The report also showed 7 percent of those who are homeless in West LA are under-18 unaccompanied youth, while in the East LA and South Bay counties together only 4 percent of those who are homeless are under 18.

Vincent Salazar, a worker at Malibu House of Hope, wrote in an email that because the homeless tend to go from place to place, many are just passing through Malibu, staying here for a couple days then moving on. Also, because they look like travelers or backpackers, the community may not readily recognize them as homeless.

Malibu House of Hope assists at-risk and homeless youth and helps them support themselves, according to the website.

The topic’s human impact is best depicted in the stories of the less fortunate themselves.

“I’ve seen the Pacific, the Atlantic and the Gulf Coast,” Carl, 54, said.

Carl has been to 39 states since he left Indianapolis on a Greyhound bus. His family in Indiana ran an iron manufacturing business that helped construct high-rise buildings and was very well-off financially. He said he refuses to depend on them, though.

“I came out here to look for a way to make it on my own,” he said. “When I was 27 they found a tumor in me; it grew in my chest, said it was spreading in my lungs. I had treatment done, chemo and everything, and I got so skinny. I went from 205 pounds to 143.”

Carl said he had been diagnosed with lymphoma. Around the same time, his wife Debbie passed away, a subject he said he preferred not to get into.

In the years that followed, Carl said he experienced a downward spiral, alcohol a factor in some of his poorer decisions. He soon found himself without a home, separated from his family by both distance and hostilities.

While his cancer is now cured, he said he still has chronic pain in his back, chest and legs. He said he’s grateful to be well, but he doesn’t forget the times hospitals turned him away.

“I went down to the Brotman (Medical Center in Culver City) just a while ago and they told me to step out, kicked me out because I had no insurance; said because I was homeless there’d be no way I’d recover. How could they do that to me?”

A younger-looking man with long, dark hair, a tattoo of a cross on his right arm and a black sleeveless shirt on sat beside Carl to eat. His name was Moser, and the two said they often traveled together.

“I met him when he was 19,” Carl later said about his friend, now 21. “He’s got so much talent, there’s no reason for him to be on the streets. He knows his Bible really well, and he may not always act right, but he knows it.”

Moser is one of the many homeless individuals Carl has met in his time around Southern California. Some have suffered addiction, some rape, and he’s tried to get them to go to places like S.O.S. Ministries.

He talked about one woman, Mary, who he met about six months back across the street from a Sepulveda Blvd. bus stop in Santa Monica.

“At first I thought she was a man because her hair was so short, but then I heard her voice — it was so soft, it broke my heart.”

Mary went to college and worked as a nurse in the 1980s before she ended up spending the nights on PCH. Carl had a picture of her bundled up in sweaters and jackets, her feet swollen in sandals so much she couldn’t take them off.

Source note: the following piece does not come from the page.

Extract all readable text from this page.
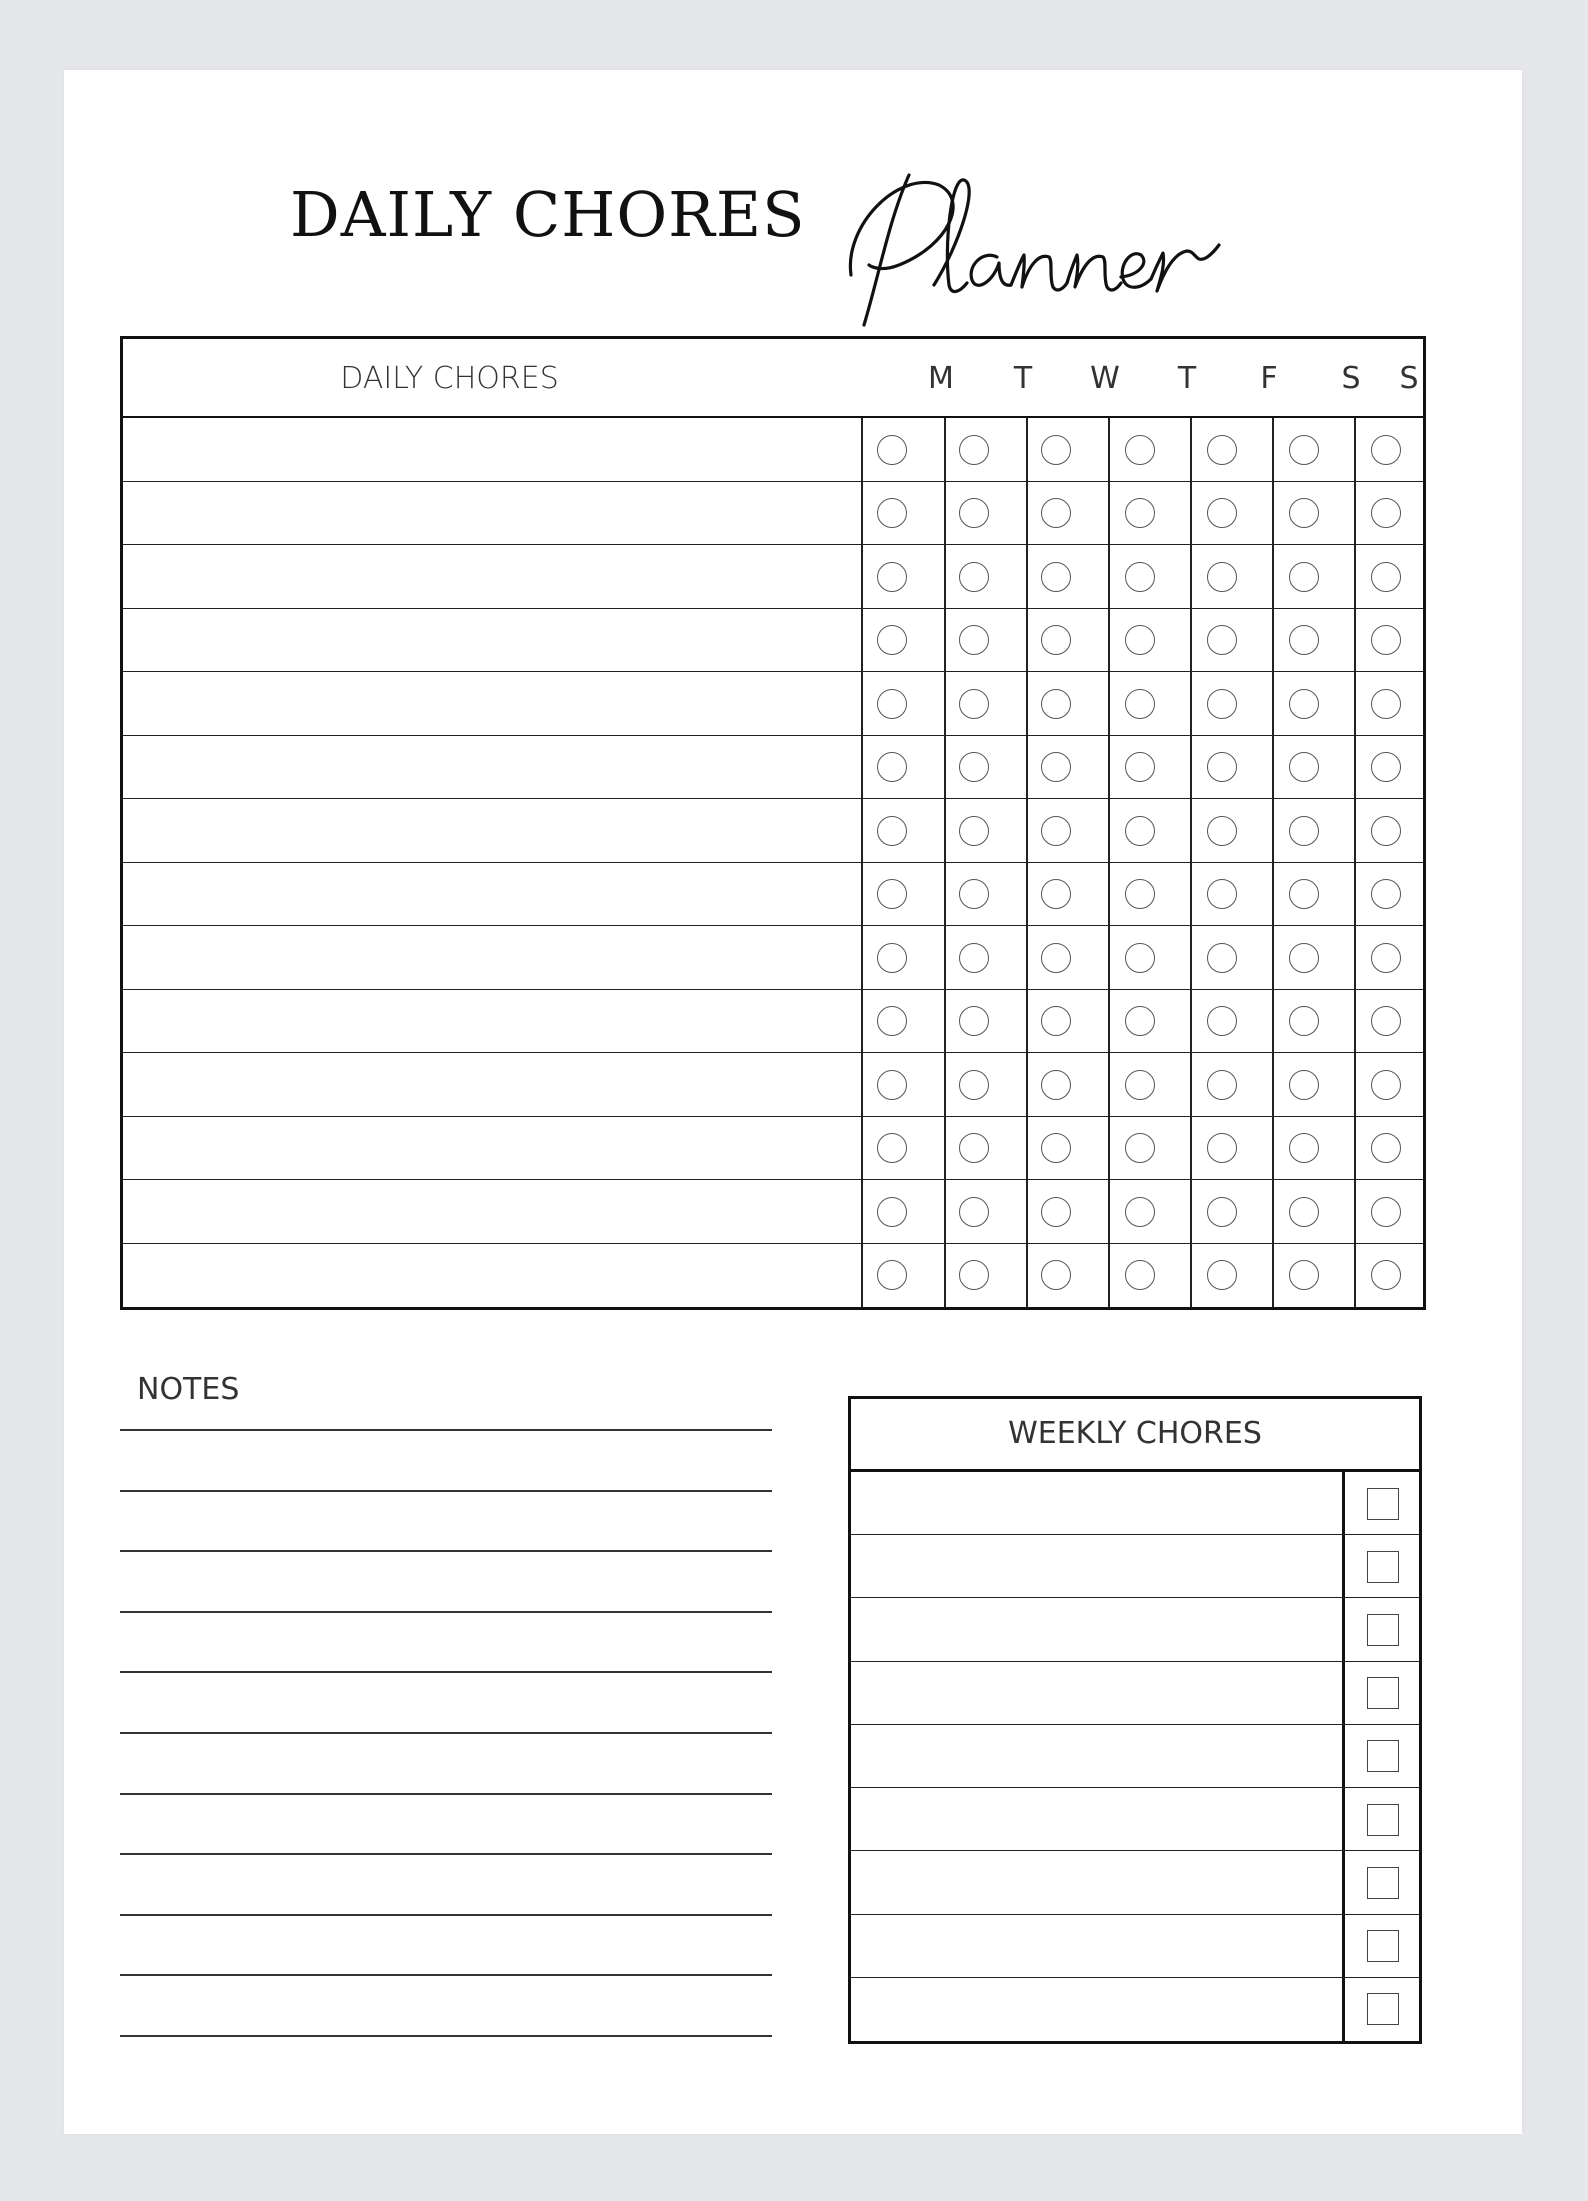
DAILY CHORES
DAILY CHORES	M	T	W	T	F	S	S
NOTES
WEEKLY CHORES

At Pepperdine those dedicated to fighting homelessness range from weekly visitors to S.O.S. to student members of IJM.

“It really is beautiful that we go to a school that inspires students to reach out and sacrifice their money and time for those in need,” IJM member and senior Kacie Scherler said. “However, homelessness awareness is something that many students continue to ignore.

“Campus events such as Week of Hunger & Homeless seek to target awareness of these issues; however, the event often receives some major backlash and criticism,” she continued. “We have to find the balance between throwing our money at nonprofits halfway across the world and reaching out to our neighbor right in our own backyard.”

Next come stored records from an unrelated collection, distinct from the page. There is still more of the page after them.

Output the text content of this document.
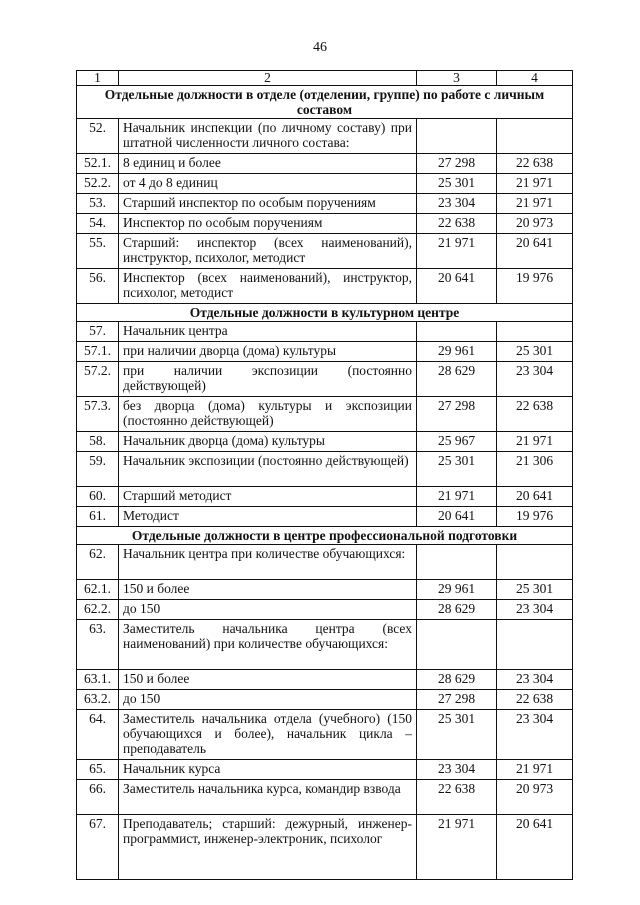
46
1	2	3	4
Отдельные должности в отделе (отделении, группе) по работе с личным составом			
52.	Начальник инспекции (по личному составу) при штатной численности личного состава:		
52.1.	8 единиц и более	27 298	22 638
52.2.	от 4 до 8 единиц	25 301	21 971
53.	Старший инспектор по особым поручениям	23 304	21 971
54.	Инспектор по особым поручениям	22 638	20 973
55.	Старший: инспектор (всех наименований), инструктор, психолог, методист	21 971	20 641
56.	Инспектор (всех наименований), инструктор, психолог, методист	20 641	19 976
Отдельные должности в культурном центре			
57.	Начальник центра		
57.1.	при наличии дворца (дома) культуры	29 961	25 301
57.2.	при наличии экспозиции (постоянно действующей)	28 629	23 304
57.3.	без дворца (дома) культуры и экспозиции (постоянно действующей)	27 298	22 638
58.	Начальник дворца (дома) культуры	25 967	21 971
59.	Начальник экспозиции (постоянно действующей)	25 301	21 306
60.	Старший методист	21 971	20 641
61.	Методист	20 641	19 976
Отдельные должности в центре профессиональной подготовки			
62.	Начальник центра при количестве обучающихся:		
62.1.	150 и более	29 961	25 301
62.2.	до 150	28 629	23 304
63.	Заместитель начальника центра (всех наименований) при количестве обучающихся:		
63.1.	150 и более	28 629	23 304
63.2.	до 150	27 298	22 638
64.	Заместитель начальника отдела (учебного) (150 обучающихся и более), начальник цикла – преподаватель	25 301	23 304
65.	Начальник курса	23 304	21 971
66.	Заместитель начальника курса, командир взвода	22 638	20 973
67.	Преподаватель; старший: дежурный, инженер-программист, инженер-электроник, психолог	21 971	20 641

A survey of 69 Pepperdine students showed that 58 percent knew someone who is or has been homeless at some point in their lives, and 27 percent said the issue of homelessness is very prevalent in their home communities.

The issue, thus, may prove to be more connected to the university than it might first appear.

“You know, God says feed the hungry,” Carl said as he ate the rest of his meal.

Debbie Sanchez completed this story in Dr. Christina Littlefield’s fall 2012 Jour 241 class.